1
votes

I am trying to find out what are the right answers for these 2 questions, both dealing with loading data to your Hadoop that I found on the web as part of my studies the materials and case studies for Hadoop development.

The first question is:

You have user profile records in your OLPT database, that you want to join with web logs you have already ingested into the Hadoop file system. How will you obtain these user records?

A. HDFS command

B. Pig LOAD command

C. Sqoop import

D. Hive LOAD DATA command

E. Ingest with Flume agents

F. Ingest with Hadoop Streaming

I found different resources indicating of different answers as the correct answers (B / C)

The second question is:

You want to understand more about how users browse your public website, such as which pages they visit prior to placing an order. You have a farm of 200 web servers hosting your website. How will you gather this data for your analysis?

A. Ingest the server web logs into HDFS using Flume.

B. Write a MapReduce job, with the web servers for mappers, and the Hadoop cluster nodes for reduces.

C. Import all users’ clicks from your OLTP databases into Hadoop, using Sqoop.

D. Channel these clickstreams inot Hadoop using Hadoop Streaming.

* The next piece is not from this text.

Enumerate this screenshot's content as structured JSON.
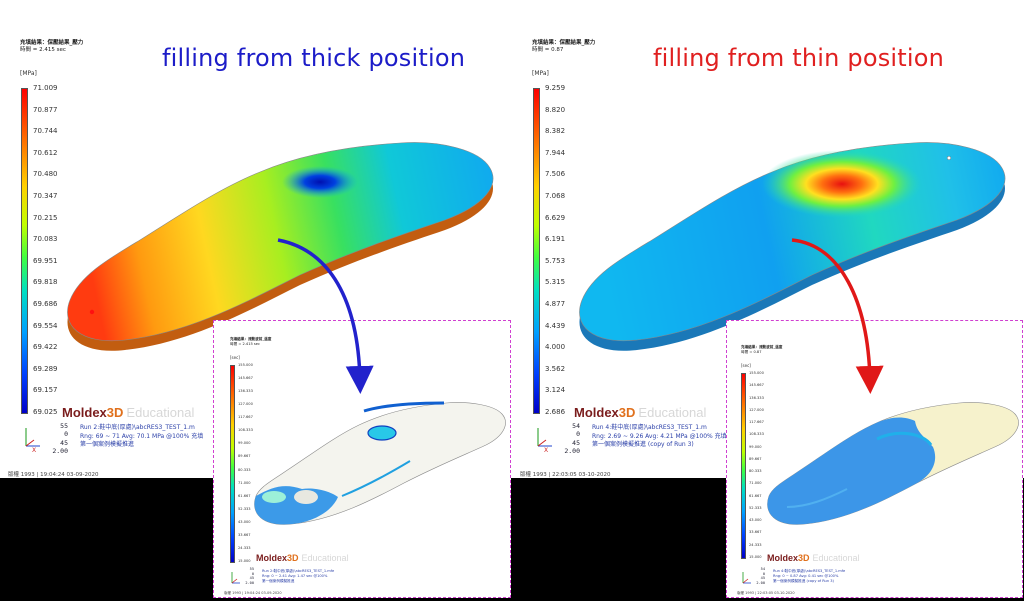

E. Sample the weblogs from the web servers, copying them into Hadoop using curl.

Here the suggested answers were either A or B, depending on the source...

EDIT:

This is an explanation to the answer B that I found that made me think twice about the answer:

Hadoop MapReduce for Parsing Weblogs Here are the steps for parsing a log file using Hadoop MapReduce:

Load log files into the HDFS location using this Hadoop command: hadoop fs -put

The Opencsv2.3.jar framework is used for parsing log records.

Below is the Mapper program for parsing the log file from the HDFS location.

public static class ParseMapper     
   extends Mapper<Object, Text, NullWritable,Text > {

   private Text word = new Text();

   public void map(Object key, Text value, Context context)
       throws IOException, InterruptedException {

      CSVParser parse = new CSVParser(' ','\"');  
      String sp[]=parse.parseLine(value.toString()); 
      int spSize=sp.length;    
      StringBuffer rec= new StringBuffer();

      for(int i=0;i<spSize;i++){    
         rec.append(sp[i]);    

         if(i!=(spSize-1))    
          rec.append(",");    
      }    
   word.set(rec.toString());    
   context.write(NullWritable.get(), word);   
   }    
} 

<\EDIT>

Will be thrilled to get absolute answers for those question, Gday, D.

2
I too have addressed some fake answers given by some of the sources.Dont depend on the answers they provide.unmeshasreeveni.blogspot.in/2014/09/…USB

2 Answers

2
votes

Question 1:

Answer: C

Explanation: You need to join User profile records and weblogs. Weblogs is already ingested into HDFS.So inorder to join weblogs with user profile,we need to bring user profile also into HDFS.User profile is residing in OLPT database so to import that to HDFS we need the help of SQOOP.


Question 2:

Answer: A

Explanation: You need to gather the information of web servers hosting your website. And you have a farm of 200 web servers hosting your website.so to bring them to HDFS you need the help of FLUME.

1
votes

1 is C. Sqoop is the way to go with ingest from a database into hdfs. It is built and optimized for this purpose. 2 is A. Similarly, collecting high volume weblogs in real time is a common Flume use case.